Au-delà des négociations, l’esprit de l’Accord de Paris sur le climat est d’assurer une augmentation solide et progressive de l’ambition sur la durée, qui se traduise effectivement par des actions mises en œuvre au ryhtme nécessaire. Dans cette optique, les exemples cités ci-dessus montrent que des efforts gigantesques et soutenus dans le temps sont indispensables pour préparer le terrain à la concrétisation de ce type d’ambition.
La COP 26 a montré que les progrès en matière d’ambition de l’atténuation au niveau mondial reposaient sur un mécanisme de révision à la hausse qui est notamment entraîné par l’augmentation de la capacité des pays et par la possibilité de discuter de l’ambition au-delà des chiffres d’émissions. Les capacités au niveau national permettent de mieux comprendre les transformations à venir dans toutes leurs dimensions, qu’elles soient techniques, sociales, économiques, de gouvernance, culturelles ou politiques, essentielles pour passer à l’action. Elles favorisent également la confiance entre les acteurs nationaux, renforcent la crédibilité aux yeux de la communauté internationale et facilitent l’identification des principaux leviers internationaux qui peuvent être développés dans des accords multilatéraux spécifiques.
La capacité de discuter de l’ambition au-delà des chiffres d’émissions et des NDC a un triple effet. Premièrement, elle introduit une perspective à long terme qui permet de parler des objectifs ultimes de développement et des transformations systémiques. Deuxièmement, elle permet de défricher le champ des trajectoires d’émissions pour mettre en lumière d’autres dimensions des transitions à venir. Troisièmement, elle crée des structures et des approches analytiques distinctes pour refléter la différence d’appréciation et de nature de l’engagement des acteurs, entre protection d’intérêts particuliers et exploration collective de futurs alternatifs et de leurs conséquences (Iddri, 2021).

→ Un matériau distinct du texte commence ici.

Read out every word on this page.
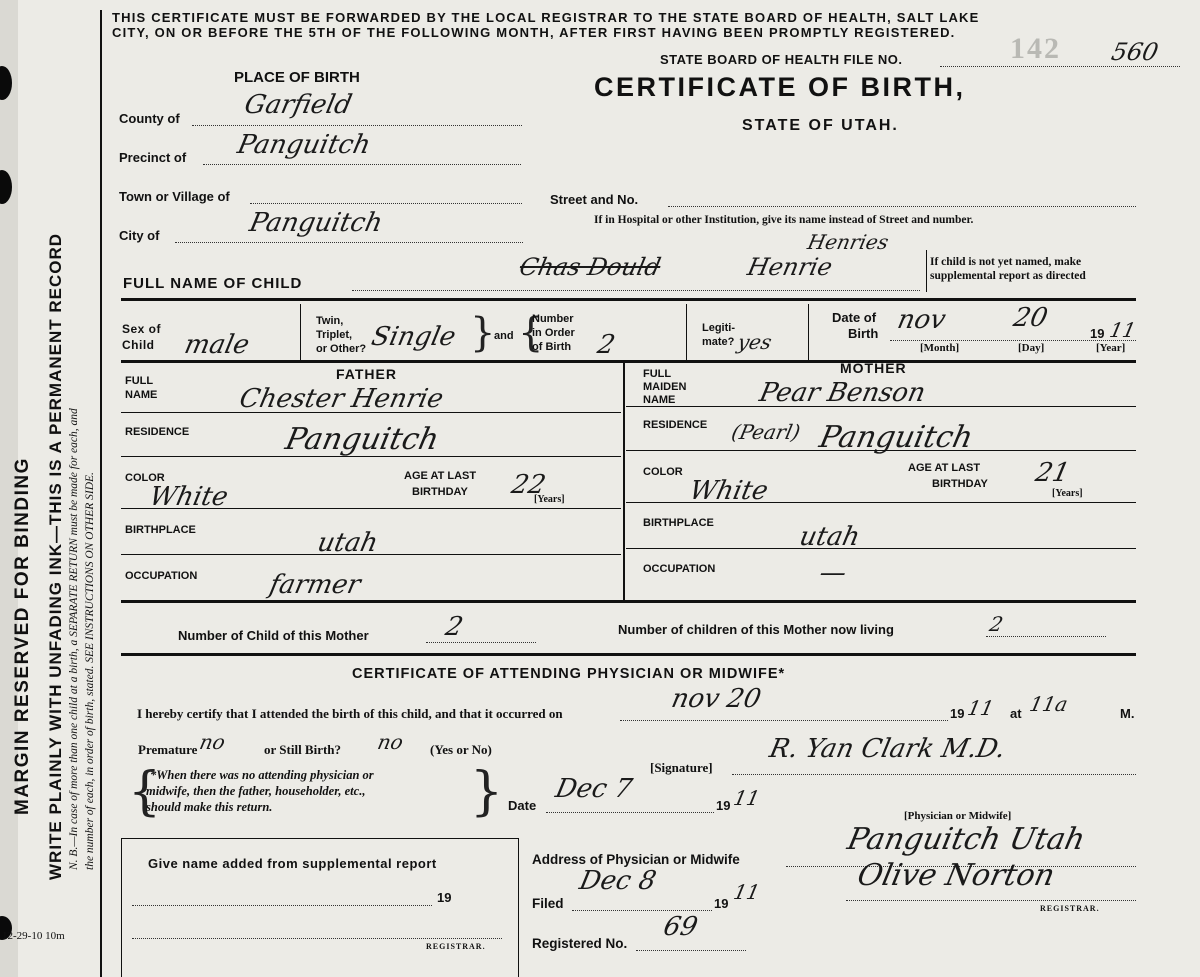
MARGIN RESERVED FOR BINDING WRITE PLAINLY WITH UNFADING INK—THIS IS A PERMANENT RECORD N. B.—In case of more than one child at a birth, a SEPARATE RETURN must be made for each, and the number of each, in order of birth, stated. SEE INSTRUCTIONS ON OTHER SIDE.
12-29-10 10m
THIS CERTIFICATE MUST BE FORWARDED BY THE LOCAL REGISTRAR TO THE STATE BOARD OF HEALTH, SALT LAKE
CITY, ON OR BEFORE THE 5TH OF THE FOLLOWING MONTH, AFTER FIRST HAVING BEEN PROMPTLY REGISTERED.
STATE BOARD OF HEALTH FILE NO.	142 560
CERTIFICATE OF BIRTH,
STATE OF UTAH.
PLACE OF BIRTH
County of Garfield
Precinct of Panguitch
Town or Village of
City of	Panguitch
Street and No.
If in Hospital or other Institution, give its name instead of Street and number.
FULL NAME OF CHILD
Chas Dould	Henrie
Henries
If child is not yet named, make
supplemental report as directed
Sex of
Child male
Twin,
Triplet,
or Other? Single }
and {
Number
in Order
of Birth 2
Legiti-
mate? yes
Date of
Birth nov 20
19 11
[Month]	[Day]	[Year]
FATHER
FULL
NAME	Chester Henrie
RESIDENCE	Panguitch
COLOR
White
AGE AT LAST
BIRTHDAY 22
[Years]
BIRTHPLACE	utah
OCCUPATION	farmer
MOTHER
FULL
MAIDEN
NAME	Pear Benson
RESIDENCE (Pearl) Panguitch
COLOR
White
AGE AT LAST
BIRTHDAY 21
[Years]
BIRTHPLACE	utah
OCCUPATION	—
Number of Child of this Mother	2	Number of children of this Mother now living	2
CERTIFICATE OF ATTENDING PHYSICIAN OR MIDWIFE*
I hereby certify that I attended the birth of this child, and that it occurred on	nov 20	19 11 at 11a	M.
Premature no	or Still Birth? no (Yes or No)
{
*When there was no attending physician or
midwife, then the father, householder, etc.,
should make this return.	}	[Signature]
R. Yan Clark M.D.
Date
Dec 7
19 11
[Physician or Midwife]
Address of Physician or Midwife
Panguitch Utah
Give name added from supplemental report
19
REGISTRAR.
Filed
Dec 8
19 11	Olive Norton
REGISTRAR.
Registered No.
69
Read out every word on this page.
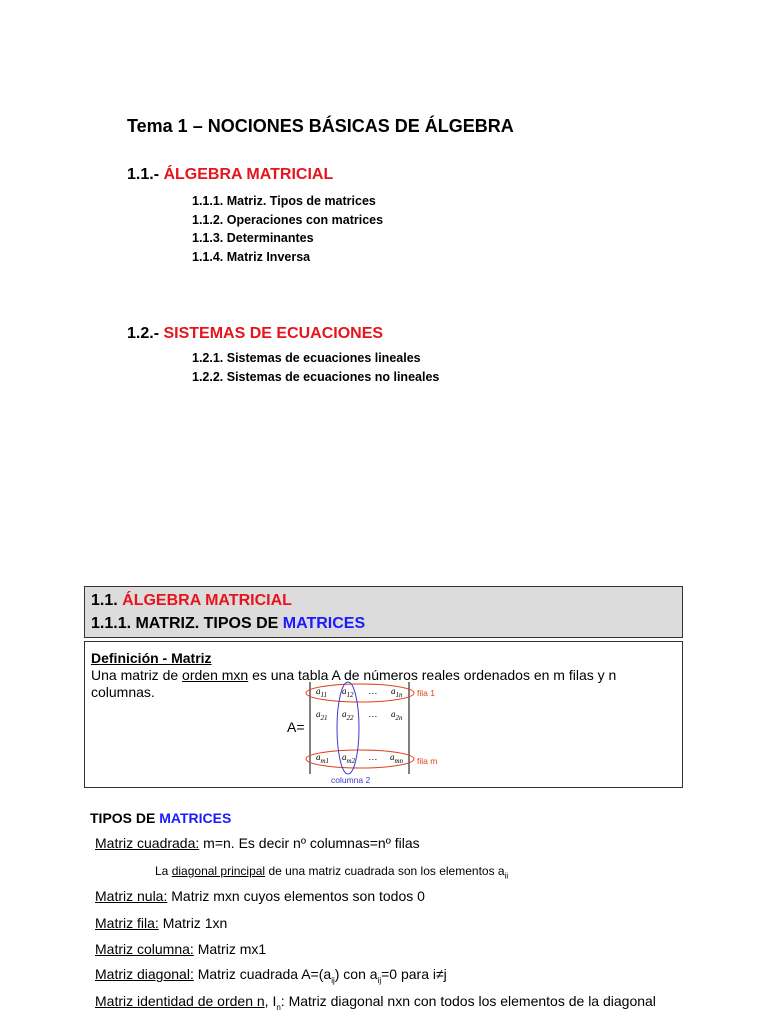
Tema 1 – NOCIONES BÁSICAS DE ÁLGEBRA
1.1.- ÁLGEBRA MATRICIAL
1.1.1. Matriz. Tipos de matrices
1.1.2. Operaciones con matrices
1.1.3. Determinantes
1.1.4. Matriz Inversa
1.2.- SISTEMAS DE ECUACIONES
1.2.1. Sistemas de ecuaciones lineales
1.2.2. Sistemas de ecuaciones no lineales
1.1. ÁLGEBRA MATRICIAL
1.1.1. MATRIZ. TIPOS DE MATRICES
Definición - Matriz
Una matriz de orden mxn es una tabla A de números reales ordenados en m filas y n
columnas.
A=
$a_{11}$ $a_{12}$ … $a_{1n}$
$a_{21}$ $a_{22}$ … $a_{2n}$
$a_{m1}$ $a_{m2}$ … $a_{mn}$
fila 1
fila m
columna 2
TIPOS DE MATRICES
Matriz cuadrada: m=n. Es decir nº columnas=nº filas
La diagonal principal de una matriz cuadrada son los elementos $a_{ii}$
Matriz nula: Matriz mxn cuyos elementos son todos 0
Matriz fila: Matriz 1xn
Matriz columna: Matriz mx1
Matriz diagonal: Matriz cuadrada $A=(a_{ij})$ con $a_{ij}=0$ para i≠j
Matriz identidad de orden n, $I_n$: Matriz diagonal nxn con todos los elementos de la diagonal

La COP 26 s’est attaquée à une lacune importante de la boîte à outils internationale actuelle pour l’ambition climatique qui devrait contribuer à la fois à la capacité des pays et aux discussions au-delà des chiffres d’émissions. Cette lacune est l’absence de stratégies suffisamment détaillées, ambitieuses et réalisables pour saisir l’ensemble des opportunités et des contraintes de la neutralité carbone pour les différents acteurs, ainsi que le décalage important entre ces stratégies et les NDC dans la plupart des pays. Le Pacte de Glasgow établit un nouveau mandat (paragraphes 32 à 35) pour le développement et l’examen régulier des stratégies de long terme décarbonées (LT-LEDS), tout en soulignant l’importance d’un soutien accru aux pays en développement et la nécessité d’aligner ces stratégies sur les NDC. Si ce travail est effectivement repris au niveau national, son utilité en tant que mécanisme sera véritablement testée lors du Bilan mondial de 2023, lorsque les éléments de preuve et la faculté de combler les lacunes en matière d’ambition et d’action devraient se mettre en place.